What future developments do you (for you) expect in the field of PWA in the next few years?

Although we currently do not use the actual functions and advantages of PWA, such as the offline cart or mobile shopping, we see the advantages in the API first approach. We originally decided to use a PWA solution because we didn't want a Magento 2 frontend. However, many ideas have developed from the project, so that we will now (among other things) also increasingly touch the frontend. A single page application is also already in preparation.

Communicating PCI-securely from the browser with Java Script is an important development for the mobile shopping sector. We also expect that in the future only data in the API will be made available via GraphQL.

For which projects do you think it is worth switching to PWA?

The biggest gain from switching to PWA is certainly for companies that have a lot of mobile users. PWA is incredibly fast and also consumes less data. Since you can also view catalogues offline, you can even surf when the data network is poor.

Projects with a large user base, for example Pinterest, will certainly also benefit greatly from the switch to PWA.
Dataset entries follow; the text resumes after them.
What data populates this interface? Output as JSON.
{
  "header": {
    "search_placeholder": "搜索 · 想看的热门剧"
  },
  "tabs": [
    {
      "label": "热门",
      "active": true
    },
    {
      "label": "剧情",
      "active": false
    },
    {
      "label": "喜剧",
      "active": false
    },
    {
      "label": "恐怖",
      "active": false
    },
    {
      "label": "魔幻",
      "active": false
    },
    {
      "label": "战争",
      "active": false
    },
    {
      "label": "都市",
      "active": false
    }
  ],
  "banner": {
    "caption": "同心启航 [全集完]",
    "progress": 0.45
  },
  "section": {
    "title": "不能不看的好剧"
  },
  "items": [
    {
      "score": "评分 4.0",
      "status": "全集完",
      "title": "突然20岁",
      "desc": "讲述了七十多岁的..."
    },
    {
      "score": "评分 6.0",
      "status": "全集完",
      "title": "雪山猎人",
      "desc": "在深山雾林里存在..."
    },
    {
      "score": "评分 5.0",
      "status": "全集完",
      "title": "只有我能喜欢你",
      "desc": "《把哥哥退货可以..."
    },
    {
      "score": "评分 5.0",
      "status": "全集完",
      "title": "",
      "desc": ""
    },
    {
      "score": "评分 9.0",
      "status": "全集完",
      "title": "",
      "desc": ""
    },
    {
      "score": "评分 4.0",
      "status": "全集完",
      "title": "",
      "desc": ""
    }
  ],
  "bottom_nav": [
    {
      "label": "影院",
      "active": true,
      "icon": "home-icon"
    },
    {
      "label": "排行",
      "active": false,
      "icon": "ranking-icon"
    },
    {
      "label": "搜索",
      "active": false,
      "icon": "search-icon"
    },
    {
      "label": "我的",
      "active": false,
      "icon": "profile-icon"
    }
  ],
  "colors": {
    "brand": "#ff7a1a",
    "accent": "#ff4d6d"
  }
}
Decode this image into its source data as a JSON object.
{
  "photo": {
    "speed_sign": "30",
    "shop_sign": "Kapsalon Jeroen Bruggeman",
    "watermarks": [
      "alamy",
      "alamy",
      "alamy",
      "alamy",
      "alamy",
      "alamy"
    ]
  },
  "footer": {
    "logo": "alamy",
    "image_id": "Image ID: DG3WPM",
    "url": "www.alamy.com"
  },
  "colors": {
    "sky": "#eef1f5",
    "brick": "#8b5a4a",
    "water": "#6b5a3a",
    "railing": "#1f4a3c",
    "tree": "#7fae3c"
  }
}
And for companies with many distributed systems, there are additional advantages. One can merge these systems and address them well via interfaces. For example, by connecting to the merchandise management system, it is possible to send the user push messages when the selected goods are available again - a win-win situation for suppliers and customers.
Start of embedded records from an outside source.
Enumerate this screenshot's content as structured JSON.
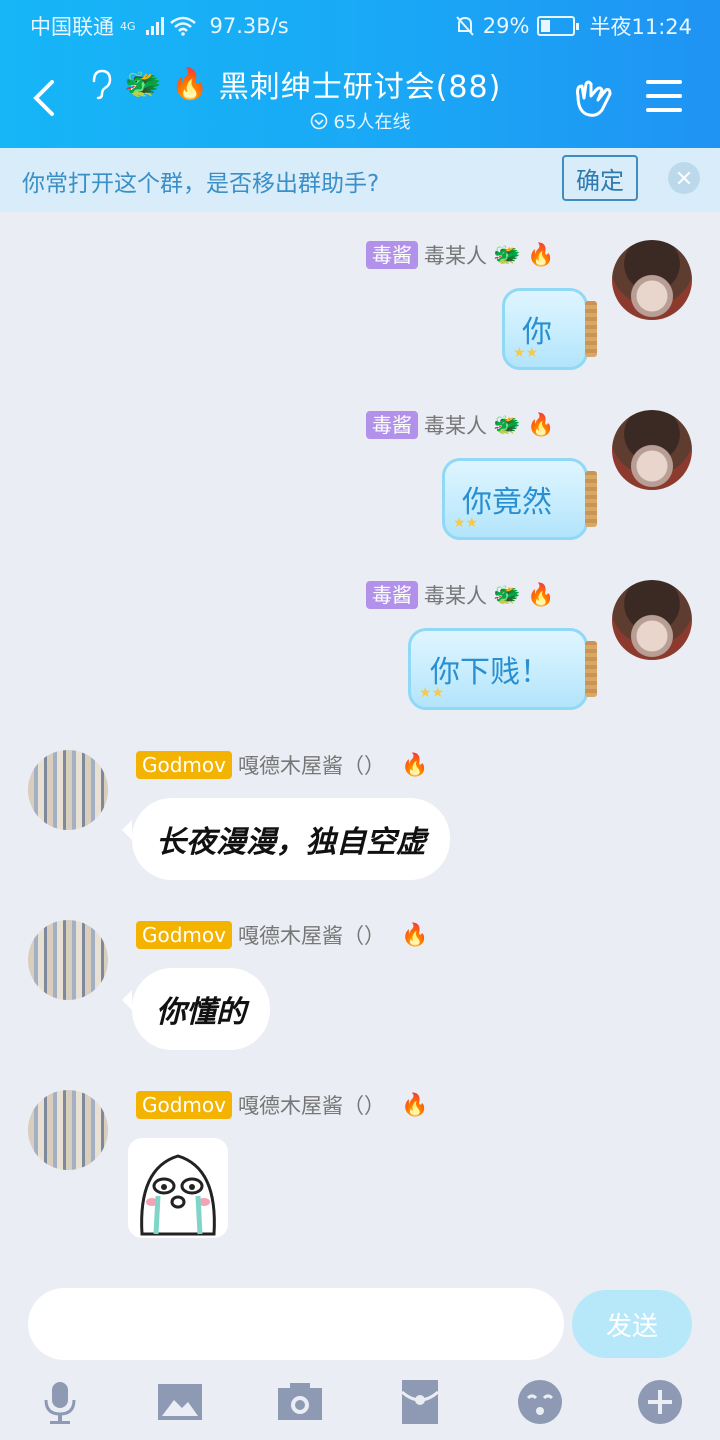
{
  "status_bar": {
    "carrier": "中国联通",
    "network": "4G",
    "speed": "97.3B/s",
    "battery": "29%",
    "time": "半夜11:24"
  },
  "header": {
    "title": "黑刺绅士研讨会(88)",
    "online": "65人在线",
    "badges": [
      "🐲",
      "🔥"
    ]
  },
  "banner": {
    "text": "你常打开这个群，是否移出群助手?",
    "confirm": "确定"
  },
  "messages": [
    {
      "side": "right",
      "tag": "毒酱",
      "name": "毒某人",
      "badges": "🐲 🔥",
      "text": "你"
    },
    {
      "side": "right",
      "tag": "毒酱",
      "name": "毒某人",
      "badges": "🐲 🔥",
      "text": "你竟然"
    },
    {
      "side": "right",
      "tag": "毒酱",
      "name": "毒某人",
      "badges": "🐲 🔥",
      "text": "你下贱！"
    },
    {
      "side": "left",
      "tag": "Godmov",
      "name": "嘎德木屋酱（）",
      "badges": "🔥",
      "text": "长夜漫漫，独自空虚"
    },
    {
      "side": "left",
      "tag": "Godmov",
      "name": "嘎德木屋酱（）",
      "badges": "🔥",
      "text": "你懂的"
    },
    {
      "side": "left",
      "tag": "Godmov",
      "name": "嘎德木屋酱（）",
      "badges": "🔥",
      "text": ""
    }
  ],
  "composer": {
    "placeholder": "",
    "send": "发送"
  },
  "toolbar": [
    "mic-icon",
    "image-icon",
    "camera-icon",
    "redpacket-icon",
    "emoji-icon",
    "plus-icon"
  ],
  "colors": {
    "header": "#1aa8f6",
    "banner": "#d8edf9",
    "jar_text": "#2a8fd1",
    "tag_purple": "#b191e9",
    "tag_gold": "#f4b300"
  }
}
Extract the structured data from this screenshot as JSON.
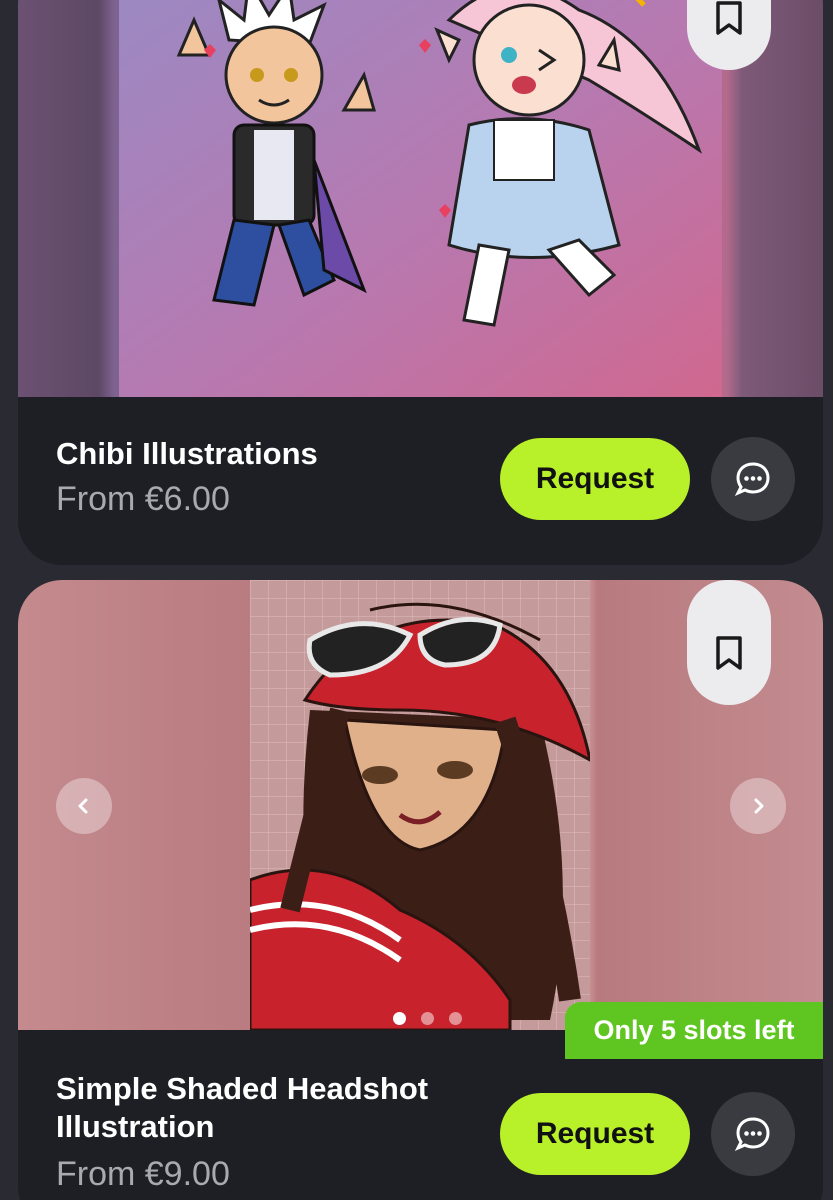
{
  "listings": [
    {
      "title": "Chibi Illustrations",
      "price": "From €6.00",
      "request_label": "Request",
      "icons": [
        "bookmark-icon",
        "chat-bubble-icon"
      ]
    },
    {
      "title": "Simple Shaded Headshot Illustration",
      "price": "From €9.00",
      "request_label": "Request",
      "badge": "Only 5 slots left",
      "carousel": {
        "slides": 3,
        "active_index": 0
      },
      "icons": [
        "bookmark-icon",
        "chevron-left-icon",
        "chevron-right-icon",
        "chat-bubble-icon"
      ]
    }
  ],
  "colors": {
    "accent": "#b8f02a",
    "badge": "#5fc621",
    "card_bg": "#1e1f25",
    "page_bg": "#2a2b32"
  }
}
What new requirements have arisen for GastroHero (e.g. new employees, agency)?

We tried to work with agencies, but since, as mentioned before, there was so much pioneering work to be done in this area, we simply did not find an appropriate agency.
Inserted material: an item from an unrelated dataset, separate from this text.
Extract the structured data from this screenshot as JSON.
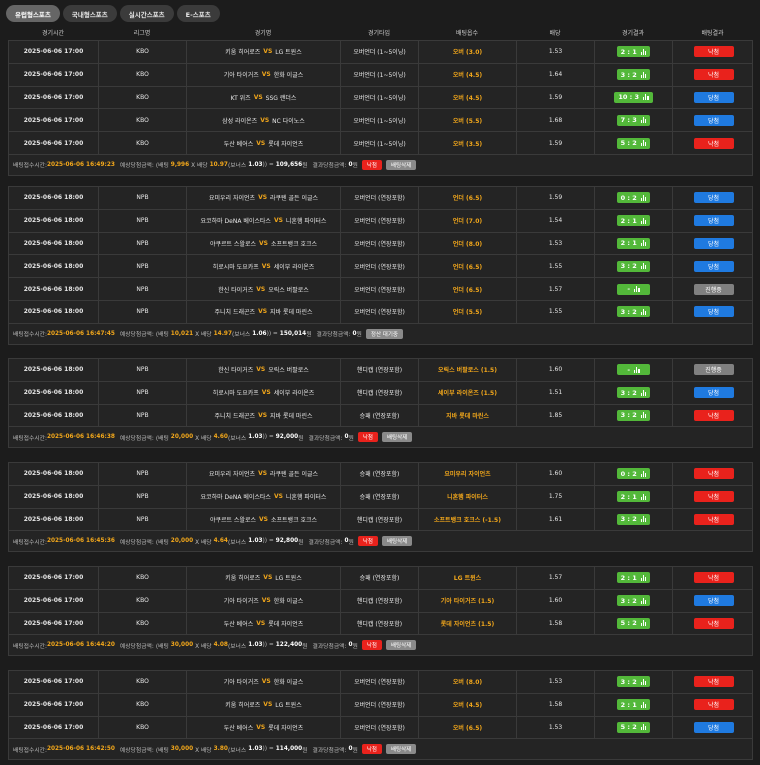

With regard to our own staff, we also had to rethink. We now need more development staff, but not only because of the switch to PWA. We have just hired two more developers, so that as of March we are eleven developers at GastroHero. At first glance, this may seem like a lot for a trader, but we need all the capacity we have to keep our online shop as efficient as it is at the moment.

We have expanded the requirement profile for the current hires, as we no longer need pure dedicated Magento specialists. The required skills have shifted towards frontend development/UX, which is a direct consequence of the switch to PWA.



The decision to go with a community-based solution was absolutely right and this was confirmed throughout the entire project. I knew the type of cooperation through my many years of belonging to the Magento community and have always appreciated this overarching teamwork. And we have now had the same experience with Vue Storefront: you work together on a topic, can access extensive external knowledge and develop a solution that benefits everyone.

Looking back, I have to admit that better preparation would have been desirable and also a little less optimism during the development phase. Competent project management would also have been helpful: our developer mentality of "Oh, we'll just do it now" has unfortunately not been goal-oriented in parts.

But despite the difficulties, I can say that the decision to switch to PWA/Vue Storefront was absolutely right and that it would not have been any different with the current knowledge.